In what universe is 50 times revenues a bargain?
This one, apparently. Because an entire generation of investors has been conditioned to confuse price with value.
They're TWO DIFFERENT things.
Price is what you see on the screen. It tells you nothing about what you're actually buying.
A stock falling 30% doesn't make it cheap. It might still be wildly expensive.
And a stock going up doesn't make it a good investment. It might just mean someone is willing to pay more for trading sardines.
You know the story.
Big bidding war at the Tokyo fish market. Sardines keep changing hands at higher and higher prices.
Last guy opens the can, tastes one, spits it out. Wants his money back.
Seller looks at him like he's crazy.
"Those sardines aren't for eating. They're for trading."
That's what happened with a lot of this merchandise the last few years.
Palantir. ServiceNow, still trading at 60+ times earnings AFTER the selloff. The whole Mag 7 complex.
It all worked when liquidity was abundant and everyone was running the same playbook:
Buy the narrative. Ignore valuation. Let momentum do the work.
It worked the last 5 times. Then one day it doesn't.
I think that day is here. And I don't think this is a dip. I think it's a REGIME CHANGE.
Tech outperformed the market for over a decade. The US outperformed the rest of the world.
Large caps crushed everything. Much of it was justified. Relative price follows relative earnings. Credit where it's due.
But we went through a 40 year cycle of falling interest rates. And that's OVER.
The things most sensitive to liquidity, like high-multiple tech and Bitcoin, are struggling. The things sensitive to inflation and real growth are working.
Energy over tech. Commodities over crypto. Small cap value over mega cap growth.
They're all planets orbiting around the same sun.
The buy-the-dip crowd thinks this is just another pullback before regular scheduled programming resumes.
Palantir goes back to 125 times revenues. ServiceNow back to 20 times sales. The Mag 7 rips to new highs.
Maybe. But ask yourself this:
If the tide has actually turned, and you're still holding these names at these valuations, what's your margin of safety? Where's the floor?
There isn't one. Because when you pay 50 times revenues for a company, you're not investing. You're speculating that someone will pay 60x after you.

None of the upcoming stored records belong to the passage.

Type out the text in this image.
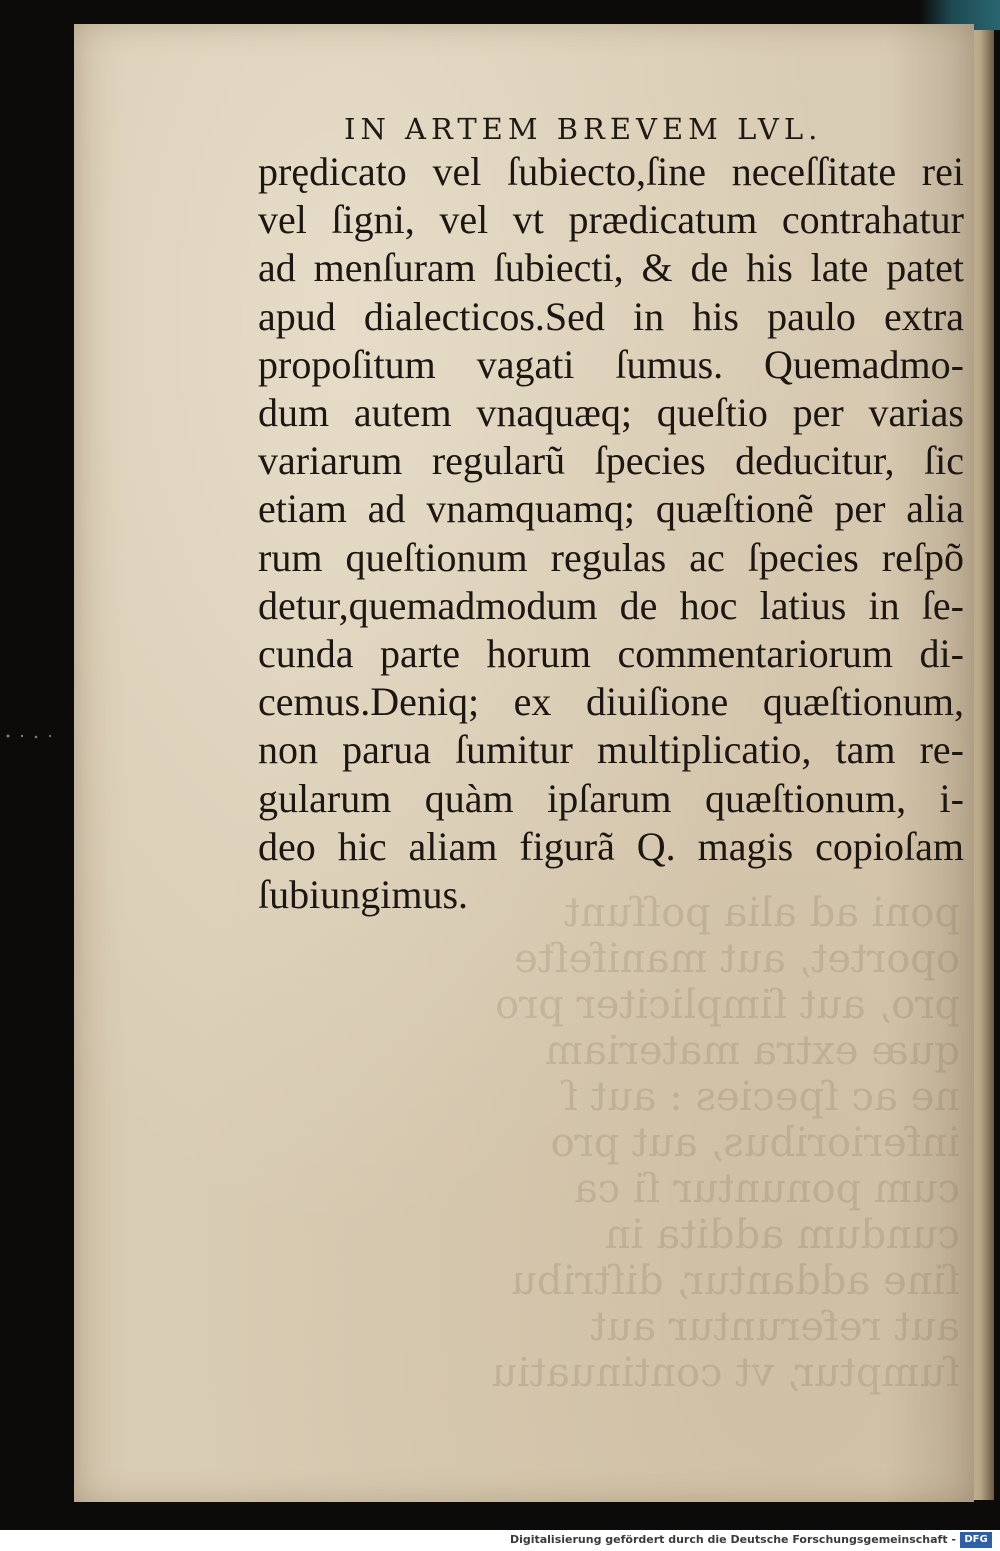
poni ad alia poſſunt
oportet, aut manifeſte
pro, aut ſimpliciter pro
quæ extra materiam
ne ac ſpecies : aut ſ
inferioribus, aut pro
cum ponuntur ſi ca
cundum addita in
ſine addantur, diſtribu
aut referuntur aut
ſumptur, vt continuatiu
IN ARTEM BREVEM LVL.
prędicato vel ſubiecto,ſine neceſſitate rei
vel ſigni, vel vt prædicatum contrahatur
ad menſuram ſubiecti, & de his late patet
apud dialecticos.Sed in his paulo extra
propoſitum vagati ſumus. Quemadmo-
dum autem vnaquæq; queſtio per varias
variarum regularũ ſpecies deducitur, ſic
etiam ad vnamquamq; quæſtionẽ per alia
rum queſtionum regulas ac ſpecies reſpõ
detur,quemadmodum de hoc latius in ſe-
cunda parte horum commentariorum di-
cemus.Deniq; ex diuiſione quæſtionum,
non parua ſumitur multiplicatio, tam re-
gularum quàm ipſarum quæſtionum, i-
deo hic aliam figurã Q. magis copioſam
ſubiungimus.
Digitalisierung gefördert durch die Deutsche Forschungsgemeinschaft - DFG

Meanwhile the Russell isn't the answer either...
40% of those companies don't make money. Small cap growth is still absurdly expensive.
The only segment that looks genuinely interesting is small cap value, and even there you have to do the work.
My playbook hasn't changed:
Own things where valuations make sense, earnings are growing, and the macro tailwind is at your back.
Energy. Commodities. Select small and mid-caps where the PE starts with a 1, not a 7.
The last shall be first. The first shall be last.